Paul's proposed budget would also have eliminated the Commerce, Housing and Urban Development, Education, and Energy departments. A tax code overhaul that would eliminate the estate and capital gains taxes and switch to a flat tax system was also included.

The Senate rejected Paul's substitute amendment on March 22, 2013 by a vote of 18 to 81 (Roll Call 69). We have assigned pluses to the yeas because any reduction of unconstitutional federal agencies and massive amounts of debt-laden, unconstitutional federal spending, without revenue increases, is desirable.



On Passage of the Bill H.R. 325: A bill to ensure the complete and timely payment of the obligations of the United States Government until May 19, 2013, and for other purposes.
Vote Date: January 31, 2013Vote: NAYGood Vote.
Short-term Debt Limit Increase. This bill (H.R. 325), voted on in January 2013, would suspend the public debt limit through May 18, 2013 and in effect allow the Treasury Department to borrow as much as it needs in order to pay its bills over the next four months: February, March, April, and May. Another provision in the bill would withhold pay for representatives or senators if either house fails to approve a budget by April 15. The pay would be withheld for each member of Congress until his or her house agrees to a concurrent resolution on the budget for fiscal 2014 or until the last day of the 113th Congress.

The Senate passed H.R. 325 on January 31, 2013 by a vote of 64 to 34 (Roll Call 11). We have assigned pluses to the nays because the federal government should live within its means and because most of the spending responsible for the ballooning national debt is unconstitutional.



On Passage of the Bill H.R. 152: A bill making supplemental appropriations for the fiscal year ending September 30, 2013, and for other purposes.
Vote Date: January 28, 2013Vote: NAYGood Vote.
Disaster Supplemental (Superstorm Sandy). This bill (H.R. 152) would appropriate $50.5 billion in emergency supplemental funding for communities hit by Superstorm Sandy.

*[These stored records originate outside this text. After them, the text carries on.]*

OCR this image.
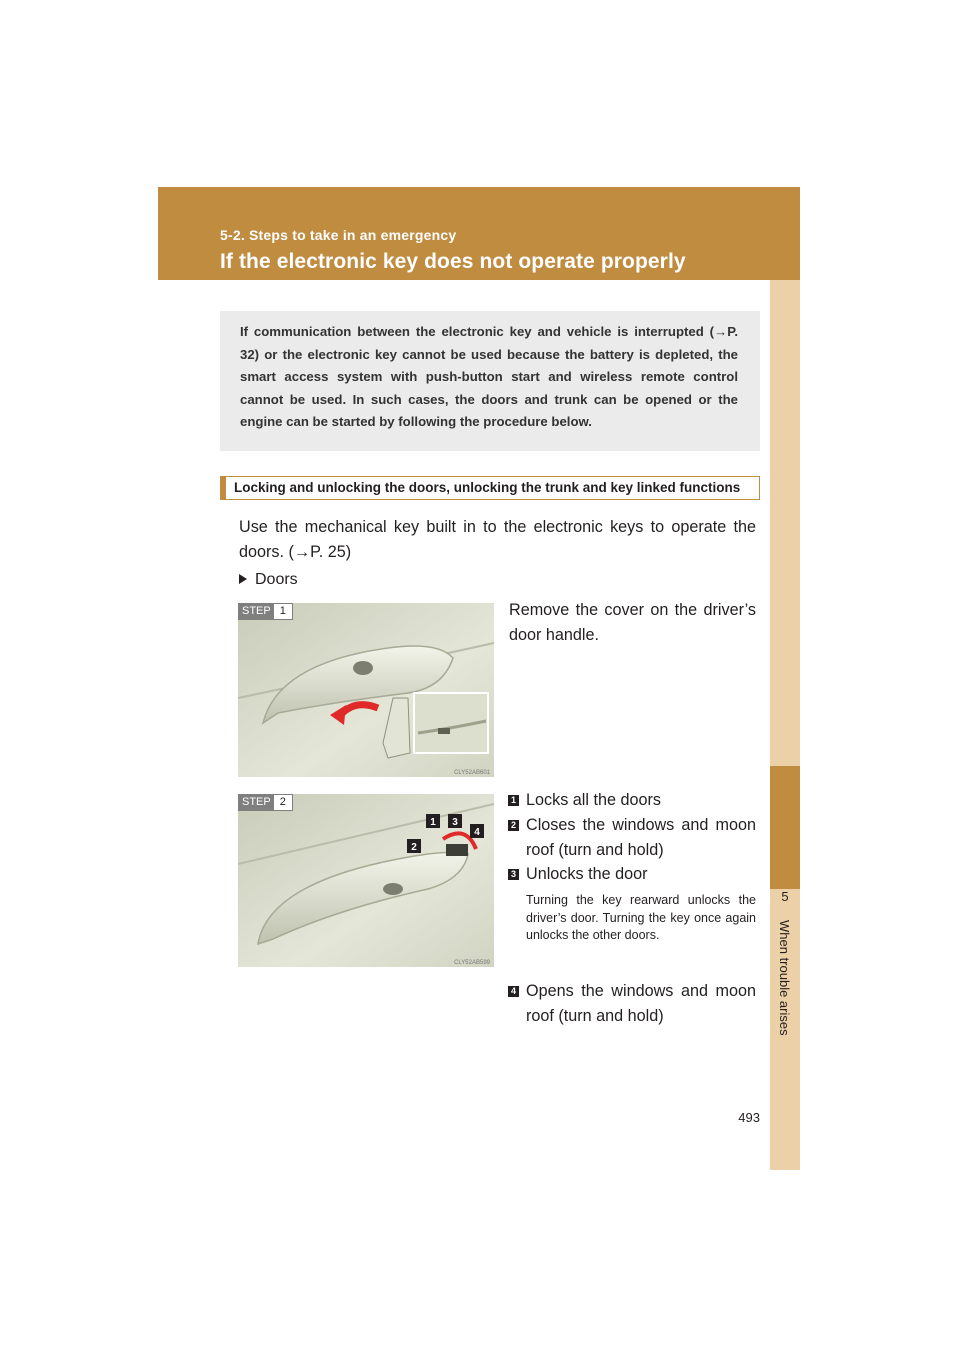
5-2. Steps to take in an emergency
If the electronic key does not operate properly
5
When trouble arises

If communication between the electronic key and vehicle is interrupted (→P. 32) or the electronic key cannot be used because the battery is depleted, the smart access system with push-button start and wireless remote control cannot be used. In such cases, the doors and trunk can be opened or the engine can be started by following the procedure below.

Locking and unlocking the doors, unlocking the trunk and key linked functions

Use the mechanical key built in to the electronic keys to operate the doors. (→P. 25)

Doors
CLY52AB601
STEP 1	Remove the cover on the driver’s door handle.

1
2
3
4
CLY52AB599
STEP 2	1 Locks all the doors

2 Closes the windows and moon roof (turn and hold)

3 Unlocks the door

Turning the key rearward unlocks the driver’s door. Turning the key once again unlocks the other doors.

4 Opens the windows and moon roof (turn and hold)

493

According to Congressional Quarterly, "The bill would include $11.5 billion for FEMA's Disaster Relief Fund, $10.9 billion for transit systems, $16 billion for Department of Housing and Urban Development community development programs, $5.4 billion for the Army Corps of Engineers, $708 million for repairs to national parks, wildlife refuges and facilities, $234 million for Veterans Affairs medical activities and construction projects, $274 million for Coast Guard projects, and $520 million for Small Business Administration disaster loans."

The Senate passed H.R. 152 on January 28, 2013 by a vote of 62 to 36 (Roll Call 4). We have assigned pluses to the nays because federally financing disaster relief is unconstitutional.